Вениамин Каверин - Избранное
Хохот донесся из бильярдной, стук шаров и снова хохот — такой, что старый астроном привстал и тревожно прислушался, отогнув огромное бледное ухо. Еще один удар, потом много странных звуков, похожих на цоканье, которым извозчики погоняют лошадей, — и сердитый Карташихин появился на антресолях.
— Ну, как дела, Ваня?
— Проиграл, — нехотя сказал Карташихин.
Обратные поезда шли часто, и можно было бы еще часа два погулять в Петергофе, но Машенька беспокоилась о сыне и сразу после ужина собралась домой. Она должна была взять с собой Ванины вещи, и они зашли к нему, в большую комнату, отделанную дубом, богатую и полутемную; в углах было темно, и тяжелый деревянный потолок едва виден.
— Честное слово, я не знаю — за что ты меня сослала?
— Я тебя сослала, потому что ты черт знает до чего себя довел. Вот сегодня тебе тридцать пять лет дали. Как сердце?
— Тоскует.
Она засмеялась.
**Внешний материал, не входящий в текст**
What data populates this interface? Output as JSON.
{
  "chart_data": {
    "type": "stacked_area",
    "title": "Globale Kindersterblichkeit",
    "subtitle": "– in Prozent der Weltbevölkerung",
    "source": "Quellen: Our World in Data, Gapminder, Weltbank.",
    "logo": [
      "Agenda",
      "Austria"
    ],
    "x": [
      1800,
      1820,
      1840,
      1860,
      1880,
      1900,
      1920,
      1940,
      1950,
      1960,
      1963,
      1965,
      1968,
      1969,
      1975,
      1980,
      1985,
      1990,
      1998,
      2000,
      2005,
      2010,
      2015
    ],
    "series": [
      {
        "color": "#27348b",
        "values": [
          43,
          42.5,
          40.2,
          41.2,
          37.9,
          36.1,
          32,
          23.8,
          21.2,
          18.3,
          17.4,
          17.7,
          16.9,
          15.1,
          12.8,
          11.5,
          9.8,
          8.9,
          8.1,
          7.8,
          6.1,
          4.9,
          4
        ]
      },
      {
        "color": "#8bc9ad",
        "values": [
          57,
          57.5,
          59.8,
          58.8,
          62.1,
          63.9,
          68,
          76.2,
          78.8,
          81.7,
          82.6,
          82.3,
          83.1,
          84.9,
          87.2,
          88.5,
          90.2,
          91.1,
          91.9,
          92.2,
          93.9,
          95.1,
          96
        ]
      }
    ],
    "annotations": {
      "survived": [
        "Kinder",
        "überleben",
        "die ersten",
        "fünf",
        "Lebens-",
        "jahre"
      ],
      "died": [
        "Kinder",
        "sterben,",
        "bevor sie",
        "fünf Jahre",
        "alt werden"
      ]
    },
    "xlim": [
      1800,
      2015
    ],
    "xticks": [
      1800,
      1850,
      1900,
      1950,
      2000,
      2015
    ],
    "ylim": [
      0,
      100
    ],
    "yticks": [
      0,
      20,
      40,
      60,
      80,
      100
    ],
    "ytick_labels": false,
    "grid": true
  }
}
Он обнял ее и тихонько провел губами по щеке, по шее.
— В санаториях запрещается. — Она быстро прижалась к нему и встала. — Ты здесь один?
— Один.
— Какая большая комната! Правда, здесь одному скучно. Возьми кого-нибудь.
— Тебя, — на ухо сказал ей Карташихин и наконец поцеловал в ухо.
На семь сорок Машенька опоздала, потом она опоздала еще на восемь двадцать и на девять. Было темно, хоть глаз выколи, когда они вышли к полю, лежащему между городком и Заячьим Ремизом. Подморозило, снег хрустел, и воздух был такой, как будто он состоит не из кислорода, пыли, соды, азота и еще чего-то, а из одного кислорода. Так сказал Карташихин. Машенька говорила о своих служебных делах, потом приостановилась и посмотрела на него с беспокойством.
— А ведь ты здесь совсем не поправился.
— Я поправился, — рассеянно сказал Карташихин.
— Нет. И я знаю почему: ты все время думаешь о своих собаках.
— Ничуть.
— Врешь, врешь, я вижу.
— Честное слово, нет. Расскажи еще что-нибудь про сына.
Сын был, оказывается, не только вежливый, но и удивительно добрый. Он прощается со всеми в квартире, когда идет гулять, и всем говорит: «Счастливо!» Вчера он спросил Машеньку: «Мама, ты наряже́ная тоже мама?» А когда ему говорят: «Будь здоров!» — он, оказывается, отвечает: «Ну ладно, ладно, буду здоров».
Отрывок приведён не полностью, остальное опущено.